Published online by Cambridge University Press: 19 January 2010
It is not easy to set the stage on which our story was played. It is a story of two diseases, of two kinds of parasite, of two kinds of tick, of many governments and of many people. The diseases were redwater (Texas fever) and Rhodesian redwater (East Coast fever). The parasites were those that cause those diseases. The ticks were the blue tick and the brown tick, which have very different habits.
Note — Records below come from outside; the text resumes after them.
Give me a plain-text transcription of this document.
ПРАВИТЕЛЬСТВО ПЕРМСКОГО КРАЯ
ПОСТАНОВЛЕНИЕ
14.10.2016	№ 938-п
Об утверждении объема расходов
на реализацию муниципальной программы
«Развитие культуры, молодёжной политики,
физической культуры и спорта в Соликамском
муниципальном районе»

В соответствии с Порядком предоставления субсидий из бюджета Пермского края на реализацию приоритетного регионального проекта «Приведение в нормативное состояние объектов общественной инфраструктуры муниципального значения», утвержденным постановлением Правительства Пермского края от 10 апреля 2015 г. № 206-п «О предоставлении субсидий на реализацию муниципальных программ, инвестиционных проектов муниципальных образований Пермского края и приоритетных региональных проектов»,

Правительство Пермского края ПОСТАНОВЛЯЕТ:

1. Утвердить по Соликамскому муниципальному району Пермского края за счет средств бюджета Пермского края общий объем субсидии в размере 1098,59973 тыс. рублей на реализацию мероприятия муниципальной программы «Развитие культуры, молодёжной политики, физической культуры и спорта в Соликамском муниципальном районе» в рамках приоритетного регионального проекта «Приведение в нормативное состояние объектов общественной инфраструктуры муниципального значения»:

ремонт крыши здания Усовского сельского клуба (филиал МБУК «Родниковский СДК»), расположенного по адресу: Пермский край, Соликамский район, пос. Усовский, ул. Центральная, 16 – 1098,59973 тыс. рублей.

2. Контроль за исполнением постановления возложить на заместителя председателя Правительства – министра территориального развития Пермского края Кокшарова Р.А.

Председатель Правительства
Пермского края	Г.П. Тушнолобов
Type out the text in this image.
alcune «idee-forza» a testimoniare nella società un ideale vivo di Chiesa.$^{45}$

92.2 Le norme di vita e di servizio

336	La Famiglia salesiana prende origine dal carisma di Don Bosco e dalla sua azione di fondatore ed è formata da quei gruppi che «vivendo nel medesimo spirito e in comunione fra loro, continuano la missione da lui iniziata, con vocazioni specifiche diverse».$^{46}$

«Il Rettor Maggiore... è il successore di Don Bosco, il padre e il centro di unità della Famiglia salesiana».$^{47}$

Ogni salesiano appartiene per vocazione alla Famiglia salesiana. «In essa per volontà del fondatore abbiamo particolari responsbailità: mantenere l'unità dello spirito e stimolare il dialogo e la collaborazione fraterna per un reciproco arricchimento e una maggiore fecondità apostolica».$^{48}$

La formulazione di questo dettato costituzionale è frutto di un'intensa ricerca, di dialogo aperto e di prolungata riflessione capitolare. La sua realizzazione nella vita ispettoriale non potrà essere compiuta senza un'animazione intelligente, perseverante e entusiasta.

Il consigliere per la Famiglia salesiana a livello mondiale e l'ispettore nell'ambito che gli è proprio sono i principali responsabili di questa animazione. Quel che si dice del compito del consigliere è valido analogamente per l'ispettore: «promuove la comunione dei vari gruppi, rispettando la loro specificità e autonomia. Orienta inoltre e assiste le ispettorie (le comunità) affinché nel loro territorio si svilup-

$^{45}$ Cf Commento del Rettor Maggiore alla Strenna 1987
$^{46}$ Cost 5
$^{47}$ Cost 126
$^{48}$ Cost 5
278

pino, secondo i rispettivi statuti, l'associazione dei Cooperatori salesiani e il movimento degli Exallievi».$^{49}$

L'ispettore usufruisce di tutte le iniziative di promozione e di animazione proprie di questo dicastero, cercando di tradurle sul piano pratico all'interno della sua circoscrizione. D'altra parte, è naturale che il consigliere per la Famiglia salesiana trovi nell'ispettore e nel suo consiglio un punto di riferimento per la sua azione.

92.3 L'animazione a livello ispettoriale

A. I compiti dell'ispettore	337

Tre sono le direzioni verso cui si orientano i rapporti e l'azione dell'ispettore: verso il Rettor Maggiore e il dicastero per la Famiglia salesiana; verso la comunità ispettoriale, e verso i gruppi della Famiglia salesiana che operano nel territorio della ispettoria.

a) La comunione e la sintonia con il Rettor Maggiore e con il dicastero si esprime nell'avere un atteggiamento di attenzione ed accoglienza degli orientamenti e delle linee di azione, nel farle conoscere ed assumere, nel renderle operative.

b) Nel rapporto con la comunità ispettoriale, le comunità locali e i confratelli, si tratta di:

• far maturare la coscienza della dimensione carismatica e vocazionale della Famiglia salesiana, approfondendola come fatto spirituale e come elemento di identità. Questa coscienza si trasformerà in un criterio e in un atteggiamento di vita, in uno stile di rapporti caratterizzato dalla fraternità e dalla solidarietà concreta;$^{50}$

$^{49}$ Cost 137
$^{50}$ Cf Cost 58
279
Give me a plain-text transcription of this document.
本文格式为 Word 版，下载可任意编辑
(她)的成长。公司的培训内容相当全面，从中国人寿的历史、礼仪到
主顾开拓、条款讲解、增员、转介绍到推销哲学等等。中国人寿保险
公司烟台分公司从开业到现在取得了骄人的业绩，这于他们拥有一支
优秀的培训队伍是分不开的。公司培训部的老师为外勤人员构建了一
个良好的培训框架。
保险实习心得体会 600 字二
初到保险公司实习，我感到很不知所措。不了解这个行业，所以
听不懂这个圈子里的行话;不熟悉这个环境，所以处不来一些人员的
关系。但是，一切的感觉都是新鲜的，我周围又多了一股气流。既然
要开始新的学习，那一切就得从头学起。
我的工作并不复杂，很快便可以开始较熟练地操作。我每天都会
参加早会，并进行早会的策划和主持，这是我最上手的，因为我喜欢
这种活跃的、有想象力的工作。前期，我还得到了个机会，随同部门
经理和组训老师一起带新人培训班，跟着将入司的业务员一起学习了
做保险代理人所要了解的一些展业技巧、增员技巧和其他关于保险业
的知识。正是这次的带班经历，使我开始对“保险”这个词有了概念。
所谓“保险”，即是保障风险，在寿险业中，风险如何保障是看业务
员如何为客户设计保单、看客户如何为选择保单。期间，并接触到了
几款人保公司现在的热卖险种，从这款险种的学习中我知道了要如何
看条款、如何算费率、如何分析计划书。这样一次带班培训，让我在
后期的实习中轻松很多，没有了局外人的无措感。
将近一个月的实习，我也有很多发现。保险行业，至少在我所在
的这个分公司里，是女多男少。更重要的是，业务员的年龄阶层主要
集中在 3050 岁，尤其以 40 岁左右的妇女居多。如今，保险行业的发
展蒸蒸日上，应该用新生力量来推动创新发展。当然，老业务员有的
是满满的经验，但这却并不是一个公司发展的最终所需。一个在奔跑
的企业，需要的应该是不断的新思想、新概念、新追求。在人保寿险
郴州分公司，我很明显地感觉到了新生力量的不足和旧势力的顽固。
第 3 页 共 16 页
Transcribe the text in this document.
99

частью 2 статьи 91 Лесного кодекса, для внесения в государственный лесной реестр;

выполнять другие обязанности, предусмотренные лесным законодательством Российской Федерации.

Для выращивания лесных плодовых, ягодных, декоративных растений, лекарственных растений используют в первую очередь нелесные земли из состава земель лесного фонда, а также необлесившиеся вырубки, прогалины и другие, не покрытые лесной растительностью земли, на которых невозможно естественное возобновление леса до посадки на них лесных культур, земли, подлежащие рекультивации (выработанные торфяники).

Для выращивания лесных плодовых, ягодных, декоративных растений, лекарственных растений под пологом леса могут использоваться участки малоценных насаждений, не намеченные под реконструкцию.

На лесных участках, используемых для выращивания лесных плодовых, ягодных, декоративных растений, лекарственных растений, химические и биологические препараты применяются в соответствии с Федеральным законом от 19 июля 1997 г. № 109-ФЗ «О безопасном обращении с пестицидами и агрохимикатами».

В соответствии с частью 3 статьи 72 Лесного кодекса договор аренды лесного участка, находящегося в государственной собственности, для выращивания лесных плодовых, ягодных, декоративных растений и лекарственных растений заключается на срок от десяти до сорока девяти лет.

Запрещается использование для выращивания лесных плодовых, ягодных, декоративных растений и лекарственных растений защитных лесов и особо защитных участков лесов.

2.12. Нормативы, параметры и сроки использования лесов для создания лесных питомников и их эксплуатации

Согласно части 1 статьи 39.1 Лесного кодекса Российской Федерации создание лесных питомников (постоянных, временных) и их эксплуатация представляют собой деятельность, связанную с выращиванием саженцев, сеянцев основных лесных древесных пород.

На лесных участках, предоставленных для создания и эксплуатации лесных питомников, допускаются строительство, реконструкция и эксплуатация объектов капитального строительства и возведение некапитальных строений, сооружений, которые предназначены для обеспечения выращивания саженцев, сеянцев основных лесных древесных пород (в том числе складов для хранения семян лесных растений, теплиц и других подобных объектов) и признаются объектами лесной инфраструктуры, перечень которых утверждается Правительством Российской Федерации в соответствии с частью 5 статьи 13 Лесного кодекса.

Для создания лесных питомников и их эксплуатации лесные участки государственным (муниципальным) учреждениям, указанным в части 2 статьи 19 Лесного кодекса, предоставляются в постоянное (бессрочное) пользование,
As many as eight governments played a role: those of Great Britain, Germany, Rhodesia and Australia, as well as the governments of the four provinces of what is now the Republic of South Africa. (When East Coast fever first invaded South Africa, two of those provinces were British colonies: the Cape Colony and Natal. The other two provinces, about to lose the Boer War and become British colonies, were the still independent Orange Free State and the Transvaal.) As to people, they ranged from the Secretary of State for the Colonies (Joseph Chamberlain) and a future winner of the Nobel Prize (Robert Koch) to bankrupt European settlers and African communal farmers whose store of wealth and way of life were at risk.
The country that is now known as Zimbabwe was, for many centuries, protected from the outside world by being remote from the Indian Ocean and by being, along much of its eastern border, separated from that ocean by a mountain range.